Nearly one in five Tennesseans live without adequate access to primary health care.
A recent study from Avalere Health found 18 percent of people in 111 different areas around the Volunteer state do not have access to enough doctors.
It isn’t just a Tennessee problem: the shortage affects the entire country. Nationwide, approximately 57 million Americans do not have proper access to primary care physicians, the study found.
With an increasing population in need of primary care, including the baby boomer generation, research showed the nation will experience a deficit of nearly 52,000 doctors by 2025.
The study classified a physician shortage as an area with 3,500 or more people per primary care physician.
Dr. John Franko, chair of East Tennessee State University’s Department of Family Medicine, said there are no easy answers to the inadequate supply of doctors in his field.
“The strategy will take national action,” Franko said.
Franko said the shortfall is a result of insufficient funding for physician residency programs. In every state, a student who finishes medical school has to complete all or part of what’s called a residency program before getting a medical license and becoming a doctor.
“So the issue is that the federal funding for residency (programs) has been static since 1996,” Frank said. “What needs to happen is decisions need to be made at the national level on how to create additional funding for residency positions so that we can increase the number of residents who go through the training. Then we will have more physicians available through the country.”
Data collected by the Association of American Medical Colleges shows Tennessee had the greatest discrepancy between medical school graduates and residency programs in 2014. Of the 740 Tennessee medical students who graduated that year, only 540 residency slots were available in the state — meaning 200 graduates went elsewhere to finish their training.
A recent study by the Tennessee Rural Partnership looked at the total number of primary care physicians in each county of East Tennessee.
The study found Johnson County has only nine primary care physicians and Unicoi County seven. Eight other counties in East Tennessee also have 10 or fewer primary care physicians.
Washington County has the third-highest number in the region with 350 primary care physicians, followed by Sullivan County with 303. The study estimated about 77 percent of the total physicians in East Tennessee were in those two counties, Hamilton County and Knox County.
Carter County listed 27 total primary care physicians.
“We’re certainly working on rural programs for medical students to try and draw them here,” Franko said.
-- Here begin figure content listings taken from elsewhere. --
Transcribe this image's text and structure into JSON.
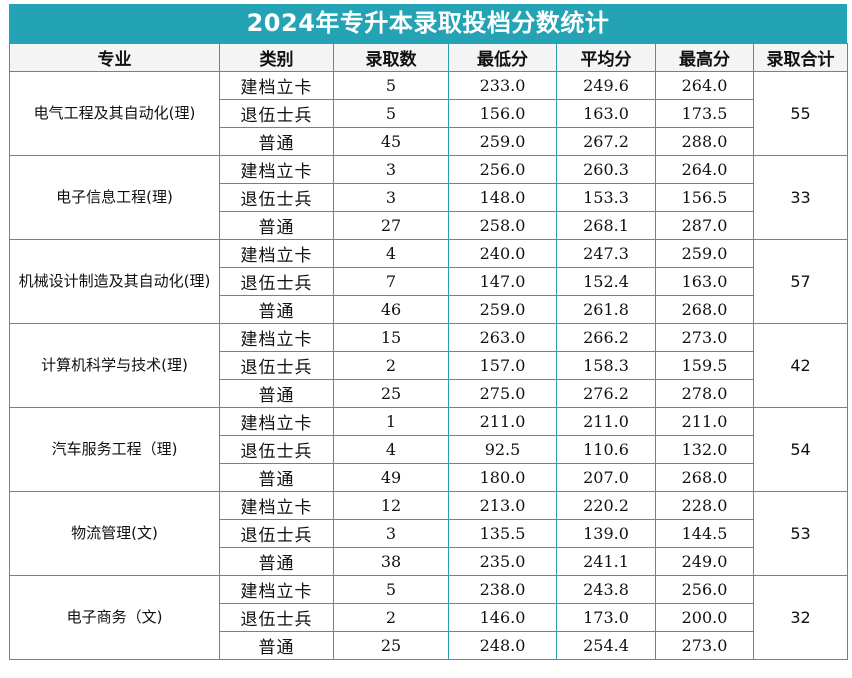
{
  "title": "2024年专升本录取投档分数统计",
  "headers": [
    "专业",
    "类别",
    "录取数",
    "最低分",
    "平均分",
    "最高分",
    "录取合计"
  ],
  "majors": [
    {
      "name": "电气工程及其自动化(理)",
      "total": "55",
      "rows": [
        {
          "category": "建档立卡",
          "count": "5",
          "min": "233.0",
          "avg": "249.6",
          "max": "264.0"
        },
        {
          "category": "退伍士兵",
          "count": "5",
          "min": "156.0",
          "avg": "163.0",
          "max": "173.5"
        },
        {
          "category": "普通",
          "count": "45",
          "min": "259.0",
          "avg": "267.2",
          "max": "288.0"
        }
      ]
    },
    {
      "name": "电子信息工程(理)",
      "total": "33",
      "rows": [
        {
          "category": "建档立卡",
          "count": "3",
          "min": "256.0",
          "avg": "260.3",
          "max": "264.0"
        },
        {
          "category": "退伍士兵",
          "count": "3",
          "min": "148.0",
          "avg": "153.3",
          "max": "156.5"
        },
        {
          "category": "普通",
          "count": "27",
          "min": "258.0",
          "avg": "268.1",
          "max": "287.0"
        }
      ]
    },
    {
      "name": "机械设计制造及其自动化(理)",
      "total": "57",
      "rows": [
        {
          "category": "建档立卡",
          "count": "4",
          "min": "240.0",
          "avg": "247.3",
          "max": "259.0"
        },
        {
          "category": "退伍士兵",
          "count": "7",
          "min": "147.0",
          "avg": "152.4",
          "max": "163.0"
        },
        {
          "category": "普通",
          "count": "46",
          "min": "259.0",
          "avg": "261.8",
          "max": "268.0"
        }
      ]
    },
    {
      "name": "计算机科学与技术(理)",
      "total": "42",
      "rows": [
        {
          "category": "建档立卡",
          "count": "15",
          "min": "263.0",
          "avg": "266.2",
          "max": "273.0"
        },
        {
          "category": "退伍士兵",
          "count": "2",
          "min": "157.0",
          "avg": "158.3",
          "max": "159.5"
        },
        {
          "category": "普通",
          "count": "25",
          "min": "275.0",
          "avg": "276.2",
          "max": "278.0"
        }
      ]
    },
    {
      "name": "汽车服务工程（理)",
      "total": "54",
      "rows": [
        {
          "category": "建档立卡",
          "count": "1",
          "min": "211.0",
          "avg": "211.0",
          "max": "211.0"
        },
        {
          "category": "退伍士兵",
          "count": "4",
          "min": "92.5",
          "avg": "110.6",
          "max": "132.0"
        },
        {
          "category": "普通",
          "count": "49",
          "min": "180.0",
          "avg": "207.0",
          "max": "268.0"
        }
      ]
    },
    {
      "name": "物流管理(文)",
      "total": "53",
      "rows": [
        {
          "category": "建档立卡",
          "count": "12",
          "min": "213.0",
          "avg": "220.2",
          "max": "228.0"
        },
        {
          "category": "退伍士兵",
          "count": "3",
          "min": "135.5",
          "avg": "139.0",
          "max": "144.5"
        },
        {
          "category": "普通",
          "count": "38",
          "min": "235.0",
          "avg": "241.1",
          "max": "249.0"
        }
      ]
    },
    {
      "name": "电子商务（文)",
      "total": "32",
      "rows": [
        {
          "category": "建档立卡",
          "count": "5",
          "min": "238.0",
          "avg": "243.8",
          "max": "256.0"
        },
        {
          "category": "退伍士兵",
          "count": "2",
          "min": "146.0",
          "avg": "173.0",
          "max": "200.0"
        },
        {
          "category": "普通",
          "count": "25",
          "min": "248.0",
          "avg": "254.4",
          "max": "273.0"
        }
      ]
    }
  ]
}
The nation’s ongoing battle against methamphetamine could worsen the shortfall.
Avalere Health’s physician-shortage study also analyzed the possibility of Tennessee enacting a new prescription requirement for medicines containing pseudoephedrine.
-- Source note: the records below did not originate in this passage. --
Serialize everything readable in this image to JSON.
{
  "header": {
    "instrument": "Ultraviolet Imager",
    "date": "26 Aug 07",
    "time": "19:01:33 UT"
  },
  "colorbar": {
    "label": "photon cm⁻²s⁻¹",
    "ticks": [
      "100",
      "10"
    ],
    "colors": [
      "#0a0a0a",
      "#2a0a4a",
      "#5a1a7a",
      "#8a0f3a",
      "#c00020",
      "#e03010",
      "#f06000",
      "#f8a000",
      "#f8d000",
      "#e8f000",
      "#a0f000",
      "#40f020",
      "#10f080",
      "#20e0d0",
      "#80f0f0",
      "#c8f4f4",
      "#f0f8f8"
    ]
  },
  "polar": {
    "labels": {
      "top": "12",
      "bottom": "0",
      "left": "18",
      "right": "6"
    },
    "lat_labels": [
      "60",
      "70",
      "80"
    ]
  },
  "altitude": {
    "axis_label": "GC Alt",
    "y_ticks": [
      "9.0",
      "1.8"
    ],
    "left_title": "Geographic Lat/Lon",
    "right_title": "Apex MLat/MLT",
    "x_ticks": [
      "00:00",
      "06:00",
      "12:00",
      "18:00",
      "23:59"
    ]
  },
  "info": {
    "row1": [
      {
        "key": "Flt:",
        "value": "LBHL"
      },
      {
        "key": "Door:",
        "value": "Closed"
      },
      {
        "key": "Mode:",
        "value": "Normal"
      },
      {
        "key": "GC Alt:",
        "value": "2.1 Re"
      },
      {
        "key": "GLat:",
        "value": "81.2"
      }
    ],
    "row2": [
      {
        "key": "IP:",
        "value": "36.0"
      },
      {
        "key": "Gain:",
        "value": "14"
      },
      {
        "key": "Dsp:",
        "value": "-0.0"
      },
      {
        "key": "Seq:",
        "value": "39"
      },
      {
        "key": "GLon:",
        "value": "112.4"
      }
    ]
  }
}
“Placing new prescription requirement for current over-the-counter medicines containing pseudoephedrine would create an additional 33,137 new doctor visits in Tennessee,” the study read. It also estimated the new prescription requirement would cost $600,000 in new Medicaid spending and would result in $1.4 million in lost sales tax revenue during the first year alone.
Oregon and Mississippi are the only two states that now require a prescription for dispensing pseudoephedrine, an ingredient used to make methamphetamine. The Government Accountability Office reported that between 2010 and 2013, at least 69 prescription requirement bills were introduced in 18 different states.
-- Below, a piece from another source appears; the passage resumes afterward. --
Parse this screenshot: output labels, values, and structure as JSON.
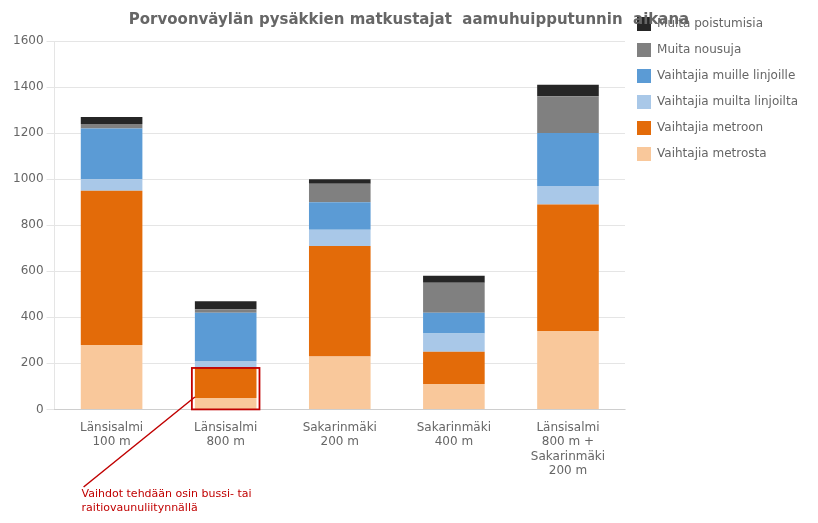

Tennessee legislators recently passed a bill limiting the amount of pseudoephedrine that can be purchased, but no bill has been passed to require a prescription for all purchases.
However, several cities in Tennessee have taken action into their own hands and passed prescription-only pseudoephedrine local laws, including Harriman, Pulaski, and Altamont.
Franko said if the state did enact a prescription requirement it would likely burden already overwhelmed physicians.
“It would create extra work without monetary benefit,” Franko said. “The system is very burdened with the needs of patients already and other demands. It’s tough to find a win-win.”
Dr. Katelyn Alexander, assistant professor in ETSU’s Bill Gatton College of Pharmacy, said the current uncompensated requirement for pharmacists to monitor the distribution of pseudoephedrine isn’t a burden at all.
“I don’t think it’s really a big deal to use the system,” Alexander said. “I think from a pharmacist’s side, we want consumer access to pseudoephedrine products.”